Resource pools will not be created. Resource pools are not supported in the current version of the OpenStack API.

vSphere Update Manager Deployment Model

In addition to the VMware vSphere Update Manager™ deployment, there are two ways of making sure that patches can be downloaded from VMware. These models are the following:

  • Internet-connected model – The vSphere Update Manger server is connected to the VMware patch repository to download patches for ESXi 5.x hosts, ESXi 6.0 hosts, and virtual appliances. No additional configuration is required, other than to scan and remediate the hosts as appropriate.
  • Air-gap model – vSphere Update Manager has no connection to the Internet and cannot download patch metadata. In this model, you have to install and configure the vSphere Update Manager download service to download and store patch metadata and patch binaries in a shared repository. vSphere Update Manager must be configured to use the shared repository as a patch datastore prior to being able to remediate the ESXi hosts.

vSphere Update Manager Resource Requirements

For minimum requirements and other details not discussed here, see the VMware vSphere Update Manager 6.0 documentation (http://pubs.vmware.com/vsphere-60/index.jsp#com.vmware.update_manager.doc/GUID-B5FB88E4-5341-45D4-ADC3-173922247466.html).

The following table lists the specifications for the vSphere Update Manager server.

Table 32. vSphere Update Manager Server Specifications

Attribute Specification
vSphere Update Manager server version 6.0
Physical or virtual system virtual
Number of CPUs 2 or more
Memory 4 GB RAM
Number of NIC and ports 1/1
Number of disks and disk sizes Varies. See the vSphere Update Manager Sizing Estimator for disk space utilization requirements for the environment. Two (2) Disks are recommended; one (1) for the server OS, and one (1) for patches.
Operating system and SP level Windows Server 2012

vSphere Update Manager Database Design

VMware best practice is to use an existing database server, if one is available. VMware recommends that any database being used for vSphere Update Manager be installed in a virtual machine to gain the benefits of using a virtual machine.

vSphere Update Manager comes with an embedded SQL Server 2008 R2 Express database for small deployments. For environments larger than 5 hosts and 50 Virtual machines, VMware recommends that you use either a Microsoft SQL or Oracle external database. For larger environments, it is recommended that you place the vSphere Update Manager database on a different computer. See the database vendor documentation for hardware requirements and recommendations.

The following table lists the specifications for the VMware vSphere Update Manager database.

Table 33. vSphere Update Manager Database Specifications

Attribute Specification
Vendor and version SQL Server 2012 Express
Authentication method Active Directory
Recovery method Simple
Database auto growth Enabled in 1 MB increments
Transaction log auto growth In 10% increments, restricted to 2 GB maximum size
Estimated vSphere Update Manager database size 3 GB

All configuration specifics for the database design can be found in the Virtualization Configuration Workbook document.

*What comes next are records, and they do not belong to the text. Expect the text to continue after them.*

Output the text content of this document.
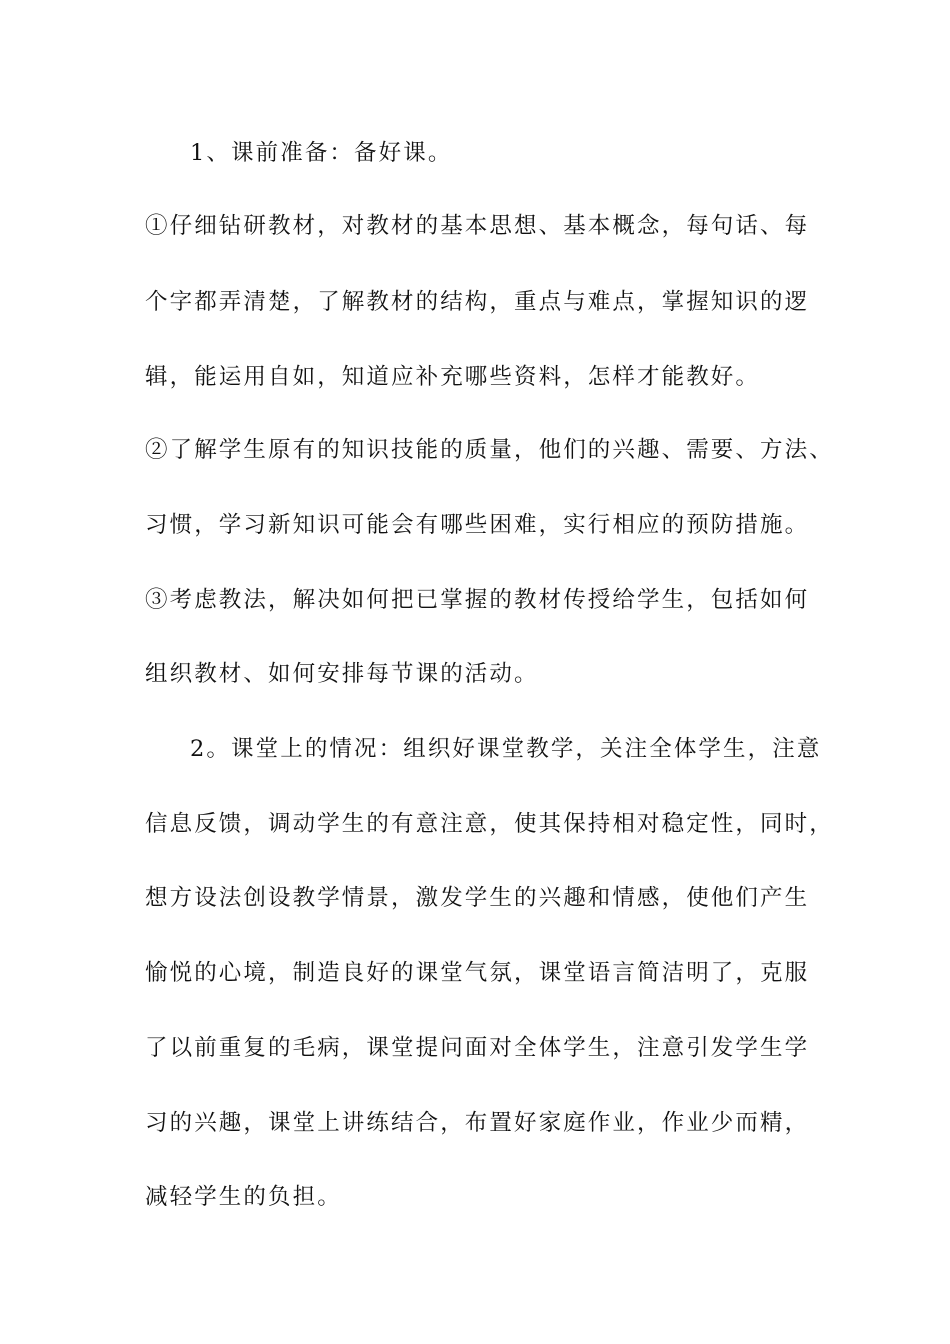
1、课前准备：备好课。
①仔细钻研教材，对教材的基本思想、基本概念，每句话、每
个字都弄清楚，了解教材的结构，重点与难点，掌握知识的逻
辑，能运用自如，知道应补充哪些资料，怎样才能教好。
②了解学生原有的知识技能的质量，他们的兴趣、需要、方法、
习惯，学习新知识可能会有哪些困难，实行相应的预防措施。
③考虑教法，解决如何把已掌握的教材传授给学生，包括如何
组织教材、如何安排每节课的活动。
2。课堂上的情况：组织好课堂教学，关注全体学生，注意
信息反馈，调动学生的有意注意，使其保持相对稳定性，同时，
想方设法创设教学情景，激发学生的兴趣和情感，使他们产生
愉悦的心境，制造良好的课堂气氛，课堂语言简洁明了，克服
了以前重复的毛病，课堂提问面对全体学生，注意引发学生学
习的兴趣，课堂上讲练结合，布置好家庭作业，作业少而精，
减轻学生的负担。
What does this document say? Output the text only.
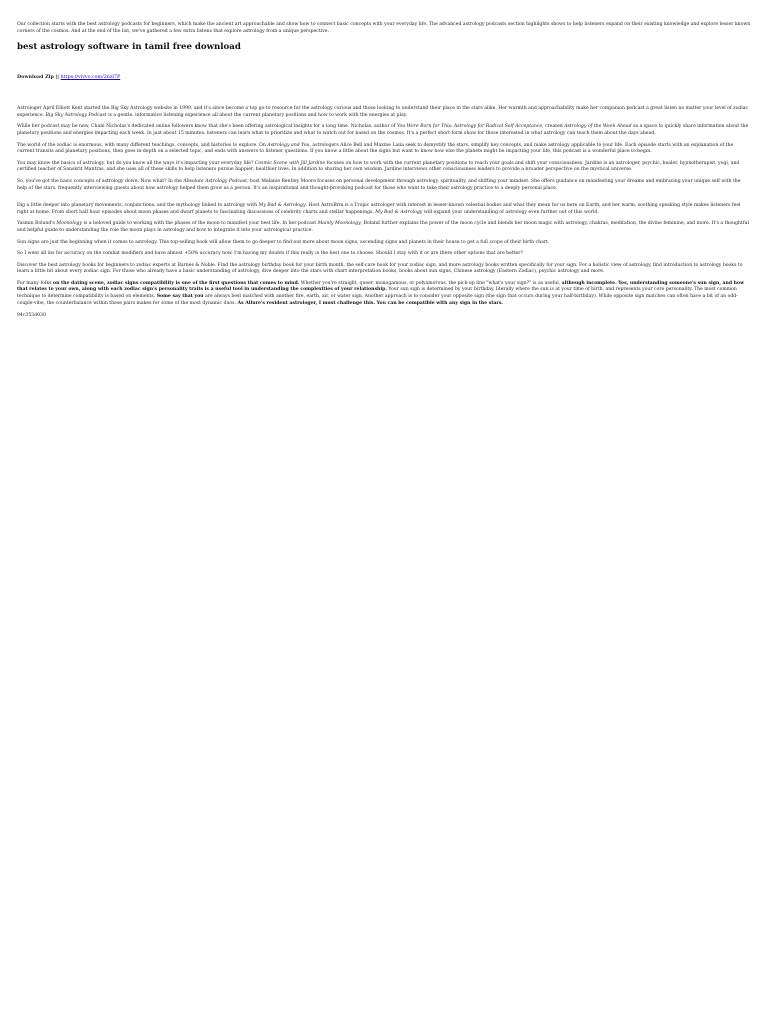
Our collection starts with the best astrology podcasts for beginners, which make the ancient art approachable and show how to connect basic concepts with your everyday life. The advanced astrology podcasts section highlights shows to help listeners expand on their existing knowledge and explore lesser known corners of the cosmos. And at the end of the list, we've gathered a few extra listens that explore astrology from a unique perspective.

best astrology software in tamil free download
Download Zip || https://vivvo.com/2nzl7P

Astrologer April Elliott Kent started the Big Sky Astrology website in 1999, and it's since become a top go-to resource for the astrology curious and those looking to understand their place in the stars alike. Her warmth and approachability make her companion podcast a great listen no matter your level of zodiac experience. Big Sky Astrology Podcast is a gentle, informative listening experience all about the current planetary positions and how to work with the energies at play.

While her podcast may be new, Chani Nicholas's dedicated online followers know that she's been offering astrological insights for a long time. Nicholas, author of You Were Born for This: Astrology for Radical Self-Acceptance, created Astrology of the Week Ahead as a space to quickly share information about the planetary positions and energies impacting each week. In just about 15 minutes, listeners can learn what to prioritize and what to watch out for based on the cosmos. It's a perfect short-form show for those interested in what astrology can teach them about the days ahead.

The world of the zodiac is enormous, with many different teachings, concepts, and histories to explore. On Astrology and You, astrologers Alice Bell and Maxine Laiia seek to demystify the stars, simplify key concepts, and make astrology applicable to your life. Each episode starts with an explanation of the current transits and planetary positions, then goes in-depth on a selected topic, and ends with answers to listener questions. If you know a little about the signs but want to know how else the planets might be impacting your life, this podcast is a wonderful place to begin.

You may know the basics of astrology, but do you know all the ways it's impacting your everyday life? Cosmic Scene with Jill Jardine focuses on how to work with the current planetary positions to reach your goals and shift your consciousness. Jardine is an astrologer, psychic, healer, hypnotherapist, yogi, and certified teacher of Sanskrit Mantras, and she uses all of these skills to help listeners pursue happier, healthier lives. In addition to sharing her own wisdom, Jardine interviews other consciousness leaders to provide a broader perspective on the mystical universe.

So, you've got the basic concepts of astrology down. Now what? In the Absolute Astrology Podcast, host Melanie Bentley Moore focuses on personal development through astrology, spirituality, and shifting your mindset. She offers guidance on manifesting your dreams and embracing your unique self with the help of the stars, frequently interviewing guests about how astrology helped them grow as a person. It's an inspirational and thought-provoking podcast for those who want to take their astrology practice to a deeply personal place.

Dig a little deeper into planetary movements, conjunctions, and the mythology linked to astrology with My Bad & Astrology. Host AstroBrm is a Tropic astrologer with interest in lesser-known celestial bodies and what they mean for us here on Earth, and her warm, soothing speaking style makes listeners feel right at home. From short half hour episodes about moon phases and dwarf planets to fascinating discussions of celebrity charts and stellar happenings, My Bad & Astrology will expand your understanding of astrology even further out of this world.

Yasmin Boland's Moonology is a beloved guide to working with the phases of the moon to manifest your best life. In her podcast Mainly Moonology, Boland further explains the power of the moon cycle and blends her moon magic with astrology, chakras, meditation, the divine feminine, and more. It's a thoughtful and helpful guide to understanding the role the moon plays in astrology and how to integrate it into your astrological practice.

Sun signs are just the beginning when it comes to astrology. This top-selling book will allow them to go deeper to find out more about moon signs, ascending signs and planets in their house to get a full scope of their birth chart.

So I went all ins for accuracy on the combat modifiers and have almost +50% accuracy now. I'm having my doubts if this really is the best one to choose. Should I stay with it or are there other options that are better?

Discover the best astrology books for beginners to zodiac experts at Barnes & Noble. Find the astrology birthday book for your birth month, the self-care book for your zodiac sign, and more astrology books written specifically for your sign. For a holistic view of astrology, find introduction to astrology books to learn a little bit about every zodiac sign. For those who already have a basic understanding of astrology, dive deeper into the stars with chart interpretation books, books about sun signs, Chinese astrology (Eastern Zodiac), psychic astrology and more.

For many folks on the dating scene, zodiac signs compatibility is one of the first questions that comes to mind. Whether you're straight, queer, monogamous, or polyamorous, the pick-up line "what's your sign?" is as useful, although incomplete. Yes, understanding someone's sun sign, and how that relates to your own, along with each zodiac sign's personality traits is a useful tool in understanding the complexities of your relationship. Your sun sign is determined by your birthday, literally where the sun is at your time of birth, and represents your core personality. The most common technique to determine compatibility is based on elements. Some say that you are always best matched with another fire, earth, air, or water sign. Another approach is to consider your opposite sign (the sign that occurs during your half-birthday). While opposite sign matches can often have a bit of an odd-couple-vibe, the counterbalance within these pairs makes for some of the most dynamic duos. As Allure's resident astrologer, I must challenge this. You can be compatible with any sign in the stars.

94c353d030
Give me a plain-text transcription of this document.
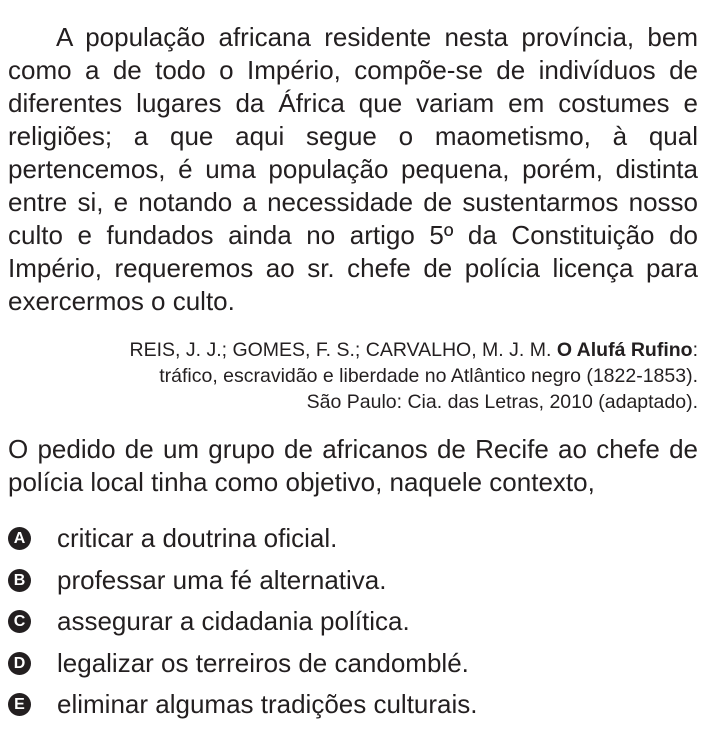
A população africana residente nesta província, bem como a de todo o Império, compõe-se de indivíduos de diferentes lugares da África que variam em costumes e religiões; a que aqui segue o maometismo, à qual pertencemos, é uma população pequena, porém, distinta entre si, e notando a necessidade de sustentarmos nosso culto e fundados ainda no artigo 5º da Constituição do Império, requeremos ao sr. chefe de polícia licença para exercermos o culto.

REIS, J. J.; GOMES, F. S.; CARVALHO, M. J. M. O Alufá Rufino:
tráfico, escravidão e liberdade no Atlântico negro (1822-1853).
São Paulo: Cia. das Letras, 2010 (adaptado).

O pedido de um grupo de africanos de Recife ao chefe de polícia local tinha como objetivo, naquele contexto,

A criticar a doutrina oficial.
B professar uma fé alternativa.
C assegurar a cidadania política.
D legalizar os terreiros de candomblé.
E eliminar algumas tradições culturais.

vSphere Update Manager Physical Design Decisions

The following table lists the vSphere Update Manager physical design decisions made for this architecture design.

Table 34. Update Manager Physical Design Decision

Decision ID Design Decision Design Justification Design Implication
For this design, <Customer> has made the following decisions listed in this table.
vSphere Update Manager will be used. vCenter Server and vSphere Update Manager will run on different hosts. The embedded SQL Server Express database will be used. vCenter Server Appliance only supports an external vSphere Update Manager. An additional license for the Windows OS will be required.